O que ele poderia dizer?
Estava naquele estado de torpor, onde a dopamina inundava o cérebro de forma tão intensa que chegar a conclusões racionais era impossível, sentia-se como uma embriagado, como se as drogas depressoras estivessem ali, atrapalhando as sinapses e estímulos neurológicos, impedindo-o de agir em condições sóbrias e conscientes. O que havia bebido? Nada.
Talvez a situação fosse mais humilhante por esse detalhe, não havia ingerido nada para que entrasse naquele estado ausente, etéreo e de felicidade intangível. Apenas havia sentido o contato do esguio corpo quente e diminuto contra o seu, os lábios desenhados para o deboche, quentes, movendo-se sobre os seus sempre frios, o olhar lânguido com pontos luminosos, como chocolate sendo derretido inspecionando-o morosamente, orgulhosa e candidamente, desvendando segredos ocultos de forma tão sublime que não lhe restava nada além do choque, assombro.
Havia se tornado cativo das mãos aveludadas, que tão perfeitamente entrelaçavam-se as suas, sumindo quando se fechava sobre elas. Necessitava do contato caloroso como uma droga vitalícia, sentia-se com se fosse ficar louco com mera ausência da fragrância cítrica que emanava das madeixas exóticas, carmesim. Como pudera detestar vermelho alguma vez? Uma cor tão viva, contagiante, inebriante? Aliás, com um sorriso irônico constatou, se quer lembrava-se se realmente havia detestado aquilo um dia. Era um devaneio fortuito, longínquo que talvez fosse apenas uma idéia.
- E então? – A voz suave, porém firme invadiu seus ouvidos e ele emergiu do mergulho profundo, fitando os olhos acastanhados e desprendendo-se lentamente da garota a sua frente. – O que você ia me dizer, Draco?
Ele poderia dizer tudo aquilo, mas ainda assim sentia incompleto, não era suficiente, nunca seria. Mordeu o lábio inferior, brincando com uma das formosas mechas ruivas, os olhos nunca se desviando do mar sondável que eram os olhos de Gina, impressionava-o a capacidade de ler tudo clara e concisamente ali, o modo tão espontâneo com o qual ela conseguia expressar-se, dizer tudo e mais um pouco do que pretendia; a sinceridade abundante até mesmo quando era necessário fingir. Transparente, inalcançável para ele. Realmente merecia toda aquela atenção, benevolência de alguém tão certo? Tão perfeitamente respeitável e admirável?

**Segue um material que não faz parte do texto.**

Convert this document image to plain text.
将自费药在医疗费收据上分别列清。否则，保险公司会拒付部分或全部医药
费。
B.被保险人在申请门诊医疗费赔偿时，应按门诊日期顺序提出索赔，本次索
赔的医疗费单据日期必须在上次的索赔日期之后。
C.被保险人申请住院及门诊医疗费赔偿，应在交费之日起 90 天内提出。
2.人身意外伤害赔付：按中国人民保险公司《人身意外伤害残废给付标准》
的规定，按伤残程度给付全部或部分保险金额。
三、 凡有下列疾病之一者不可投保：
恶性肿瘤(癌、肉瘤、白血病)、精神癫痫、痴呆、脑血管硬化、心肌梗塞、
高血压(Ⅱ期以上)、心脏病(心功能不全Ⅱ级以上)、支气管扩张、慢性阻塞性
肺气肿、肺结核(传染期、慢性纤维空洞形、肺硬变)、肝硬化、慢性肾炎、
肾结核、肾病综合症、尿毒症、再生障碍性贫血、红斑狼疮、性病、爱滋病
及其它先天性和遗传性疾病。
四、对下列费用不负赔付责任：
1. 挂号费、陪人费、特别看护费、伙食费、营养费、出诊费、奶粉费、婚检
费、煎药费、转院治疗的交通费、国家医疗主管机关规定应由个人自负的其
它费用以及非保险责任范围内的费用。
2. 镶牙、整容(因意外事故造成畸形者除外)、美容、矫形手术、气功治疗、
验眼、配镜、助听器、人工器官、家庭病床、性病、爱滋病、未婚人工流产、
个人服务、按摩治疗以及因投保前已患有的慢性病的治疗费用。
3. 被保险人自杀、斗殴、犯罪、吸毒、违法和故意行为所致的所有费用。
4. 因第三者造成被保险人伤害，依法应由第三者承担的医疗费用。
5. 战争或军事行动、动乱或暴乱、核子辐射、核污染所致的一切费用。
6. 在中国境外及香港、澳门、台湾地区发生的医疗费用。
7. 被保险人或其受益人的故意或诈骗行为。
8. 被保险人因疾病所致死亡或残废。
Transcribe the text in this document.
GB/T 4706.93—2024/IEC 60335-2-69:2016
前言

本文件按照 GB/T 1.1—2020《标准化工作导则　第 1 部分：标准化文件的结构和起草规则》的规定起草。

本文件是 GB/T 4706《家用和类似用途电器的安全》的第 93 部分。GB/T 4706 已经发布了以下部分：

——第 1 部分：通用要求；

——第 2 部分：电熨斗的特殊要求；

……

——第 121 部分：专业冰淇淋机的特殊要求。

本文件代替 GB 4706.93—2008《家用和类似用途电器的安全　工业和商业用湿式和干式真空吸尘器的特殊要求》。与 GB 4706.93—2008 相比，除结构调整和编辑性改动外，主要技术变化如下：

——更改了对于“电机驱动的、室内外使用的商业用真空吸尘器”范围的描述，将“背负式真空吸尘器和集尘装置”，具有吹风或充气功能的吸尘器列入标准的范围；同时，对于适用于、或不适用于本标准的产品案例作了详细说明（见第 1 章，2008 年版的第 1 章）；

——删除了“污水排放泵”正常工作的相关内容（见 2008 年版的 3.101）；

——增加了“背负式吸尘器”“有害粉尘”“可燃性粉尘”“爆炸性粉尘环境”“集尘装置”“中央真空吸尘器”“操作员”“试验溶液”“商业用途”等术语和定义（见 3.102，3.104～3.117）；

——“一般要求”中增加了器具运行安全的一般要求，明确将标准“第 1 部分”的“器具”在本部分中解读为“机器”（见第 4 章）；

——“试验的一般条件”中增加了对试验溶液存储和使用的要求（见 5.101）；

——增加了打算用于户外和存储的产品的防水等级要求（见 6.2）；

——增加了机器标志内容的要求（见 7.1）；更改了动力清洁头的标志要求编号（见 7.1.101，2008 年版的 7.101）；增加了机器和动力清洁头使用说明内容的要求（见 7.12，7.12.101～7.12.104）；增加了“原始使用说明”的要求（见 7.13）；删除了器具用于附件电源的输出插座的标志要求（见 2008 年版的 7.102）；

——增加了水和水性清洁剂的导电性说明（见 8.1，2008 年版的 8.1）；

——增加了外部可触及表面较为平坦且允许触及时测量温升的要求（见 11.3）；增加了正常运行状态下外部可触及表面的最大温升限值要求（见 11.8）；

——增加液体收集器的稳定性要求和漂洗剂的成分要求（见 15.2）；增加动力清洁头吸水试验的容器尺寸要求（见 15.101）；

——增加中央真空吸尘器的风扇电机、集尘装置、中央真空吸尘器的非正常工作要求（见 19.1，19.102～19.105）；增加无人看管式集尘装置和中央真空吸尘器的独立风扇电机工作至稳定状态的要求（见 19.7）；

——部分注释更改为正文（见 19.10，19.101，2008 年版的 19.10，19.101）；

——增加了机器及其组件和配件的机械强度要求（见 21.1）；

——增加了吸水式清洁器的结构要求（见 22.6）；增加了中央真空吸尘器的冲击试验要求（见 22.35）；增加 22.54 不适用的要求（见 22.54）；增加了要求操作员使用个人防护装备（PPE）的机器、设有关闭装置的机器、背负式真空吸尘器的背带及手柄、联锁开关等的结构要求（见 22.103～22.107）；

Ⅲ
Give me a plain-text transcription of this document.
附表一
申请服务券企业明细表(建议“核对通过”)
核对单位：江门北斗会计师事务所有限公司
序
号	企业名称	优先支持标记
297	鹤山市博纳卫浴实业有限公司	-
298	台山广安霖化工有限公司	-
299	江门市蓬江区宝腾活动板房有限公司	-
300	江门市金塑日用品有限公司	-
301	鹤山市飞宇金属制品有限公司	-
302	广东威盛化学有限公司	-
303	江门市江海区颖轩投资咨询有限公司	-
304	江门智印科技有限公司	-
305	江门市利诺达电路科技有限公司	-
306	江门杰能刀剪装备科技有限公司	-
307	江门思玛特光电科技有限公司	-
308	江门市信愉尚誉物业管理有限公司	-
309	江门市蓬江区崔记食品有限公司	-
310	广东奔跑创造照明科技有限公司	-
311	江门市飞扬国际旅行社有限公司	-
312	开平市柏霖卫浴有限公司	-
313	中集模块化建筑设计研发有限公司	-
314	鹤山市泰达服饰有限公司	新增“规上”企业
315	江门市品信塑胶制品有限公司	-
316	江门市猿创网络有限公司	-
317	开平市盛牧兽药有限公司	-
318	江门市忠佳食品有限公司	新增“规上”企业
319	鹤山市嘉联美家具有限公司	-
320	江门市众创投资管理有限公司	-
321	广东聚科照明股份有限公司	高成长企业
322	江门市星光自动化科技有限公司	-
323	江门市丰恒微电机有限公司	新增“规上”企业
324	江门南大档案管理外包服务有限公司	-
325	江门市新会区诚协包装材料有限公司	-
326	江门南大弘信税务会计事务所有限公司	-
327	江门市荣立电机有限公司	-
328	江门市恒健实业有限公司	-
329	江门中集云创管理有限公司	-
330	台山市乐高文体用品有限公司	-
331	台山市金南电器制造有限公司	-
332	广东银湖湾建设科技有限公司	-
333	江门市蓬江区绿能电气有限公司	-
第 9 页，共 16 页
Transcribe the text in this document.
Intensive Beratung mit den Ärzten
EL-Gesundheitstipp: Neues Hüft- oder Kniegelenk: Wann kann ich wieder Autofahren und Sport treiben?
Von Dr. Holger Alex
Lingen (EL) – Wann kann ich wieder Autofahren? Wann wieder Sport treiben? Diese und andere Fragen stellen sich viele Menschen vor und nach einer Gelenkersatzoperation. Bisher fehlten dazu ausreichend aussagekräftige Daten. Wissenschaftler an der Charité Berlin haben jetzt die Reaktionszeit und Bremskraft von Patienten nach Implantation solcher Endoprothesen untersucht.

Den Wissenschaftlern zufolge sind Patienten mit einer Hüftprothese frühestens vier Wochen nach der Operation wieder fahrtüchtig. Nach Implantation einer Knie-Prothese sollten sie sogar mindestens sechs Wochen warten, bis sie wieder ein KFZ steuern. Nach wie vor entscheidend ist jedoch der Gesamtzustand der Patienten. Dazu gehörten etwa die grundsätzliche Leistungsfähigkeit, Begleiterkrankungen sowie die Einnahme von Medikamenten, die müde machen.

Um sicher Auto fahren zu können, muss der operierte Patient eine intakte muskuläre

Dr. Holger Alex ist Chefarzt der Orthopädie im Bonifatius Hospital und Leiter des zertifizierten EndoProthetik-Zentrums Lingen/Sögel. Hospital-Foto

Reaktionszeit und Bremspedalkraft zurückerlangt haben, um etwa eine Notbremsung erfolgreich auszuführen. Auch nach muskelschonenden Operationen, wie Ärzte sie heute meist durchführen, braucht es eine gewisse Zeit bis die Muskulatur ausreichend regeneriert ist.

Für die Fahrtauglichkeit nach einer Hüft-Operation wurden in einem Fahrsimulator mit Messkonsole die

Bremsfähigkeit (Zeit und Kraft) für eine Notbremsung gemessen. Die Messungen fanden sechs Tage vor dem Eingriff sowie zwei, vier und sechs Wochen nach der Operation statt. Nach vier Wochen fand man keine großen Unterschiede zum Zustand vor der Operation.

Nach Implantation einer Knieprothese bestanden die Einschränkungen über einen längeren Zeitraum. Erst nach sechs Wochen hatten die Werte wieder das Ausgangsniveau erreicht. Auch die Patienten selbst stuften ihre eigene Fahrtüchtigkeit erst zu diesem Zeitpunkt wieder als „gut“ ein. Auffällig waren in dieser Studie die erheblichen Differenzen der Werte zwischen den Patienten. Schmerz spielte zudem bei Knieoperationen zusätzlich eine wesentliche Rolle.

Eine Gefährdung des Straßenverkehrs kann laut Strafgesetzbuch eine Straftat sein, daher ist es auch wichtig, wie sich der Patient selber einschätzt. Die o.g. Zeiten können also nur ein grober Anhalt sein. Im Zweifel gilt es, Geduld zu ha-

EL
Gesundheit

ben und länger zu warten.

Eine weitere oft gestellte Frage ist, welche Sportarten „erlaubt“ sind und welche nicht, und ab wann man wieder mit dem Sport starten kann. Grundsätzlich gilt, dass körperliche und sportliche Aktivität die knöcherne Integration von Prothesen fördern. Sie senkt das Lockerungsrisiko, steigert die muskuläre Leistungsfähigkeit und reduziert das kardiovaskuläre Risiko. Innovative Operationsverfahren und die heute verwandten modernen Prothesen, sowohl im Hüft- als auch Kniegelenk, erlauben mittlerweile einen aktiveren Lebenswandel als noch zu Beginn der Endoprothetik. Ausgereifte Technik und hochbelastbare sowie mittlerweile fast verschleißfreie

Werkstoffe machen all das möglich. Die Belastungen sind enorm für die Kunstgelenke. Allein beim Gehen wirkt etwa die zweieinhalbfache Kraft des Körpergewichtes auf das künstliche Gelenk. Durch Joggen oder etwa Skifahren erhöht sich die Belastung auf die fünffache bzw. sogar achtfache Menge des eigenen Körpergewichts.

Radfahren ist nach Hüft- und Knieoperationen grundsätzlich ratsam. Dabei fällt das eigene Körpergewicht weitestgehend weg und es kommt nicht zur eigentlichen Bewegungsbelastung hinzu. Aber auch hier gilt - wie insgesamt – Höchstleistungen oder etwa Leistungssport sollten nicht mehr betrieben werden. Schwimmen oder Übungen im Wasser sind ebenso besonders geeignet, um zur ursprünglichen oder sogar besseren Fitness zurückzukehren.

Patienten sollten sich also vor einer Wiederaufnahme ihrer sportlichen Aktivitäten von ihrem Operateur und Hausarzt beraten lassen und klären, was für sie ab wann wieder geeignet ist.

Ela podia ter o melhor, mas ainda assim continuava ali. Aqueles dedos aferrados aos seus, como se houvessem sido soldados. Como se ele fosse o melhor. Tragou saliva, os olhos cerrando-se a procura de uma explanação, não aguentaria toda aquela avalanche de sensações, constatações e devaneios que o assaltavam a toda hora, ao menor pensamento de cabelos vermelhas esvoaçantes, e sardas fracamente espalhadas por costas alvas e sedosas. Tinha que falar para sua própria sanidade, mas então por que não conseguia formar uma única frase sem que soasse estúpido, bobo?
- Draco?
O timbre preocupado o pressionou involuntariamente. Então, percorrendo as mãos enregeladas pelos braços nus e segurando-a pela nuca, ele respirou fundo, esperando que uma única vez em sua vida, a barreira que tanto cuidara para manter os outros afastados, ruísse para que ela penetrasse de vez, mesmo que suspeitosamente ele soubesse que assim que pusera os olhos naquela silhueta minúscula, a fortaleza já havia se rendido.
- Eu te amo.
Respondeu simples, levemente. Três palavras que o provocaram uma ânsia de alívio e ardor nunca sentido antes, poderia ter dito muitas coisas, declamado os mais lindos e majestosos poemas, músicas, obras. Mas ainda assim, tudo seria incompleto perto daquela pequena frase. Mergulhou novamente naqueles divinos olhos castanhos de brilho especial, e sorriu alquebrado, não, nem mesmo 'eu te amo' havia sido suficiente, apenas um alívio instantâneo e imediato. Talvez, ele começava a suspeitar, nada no mundo seria suficiente para expressar o que ele sentia perto dela.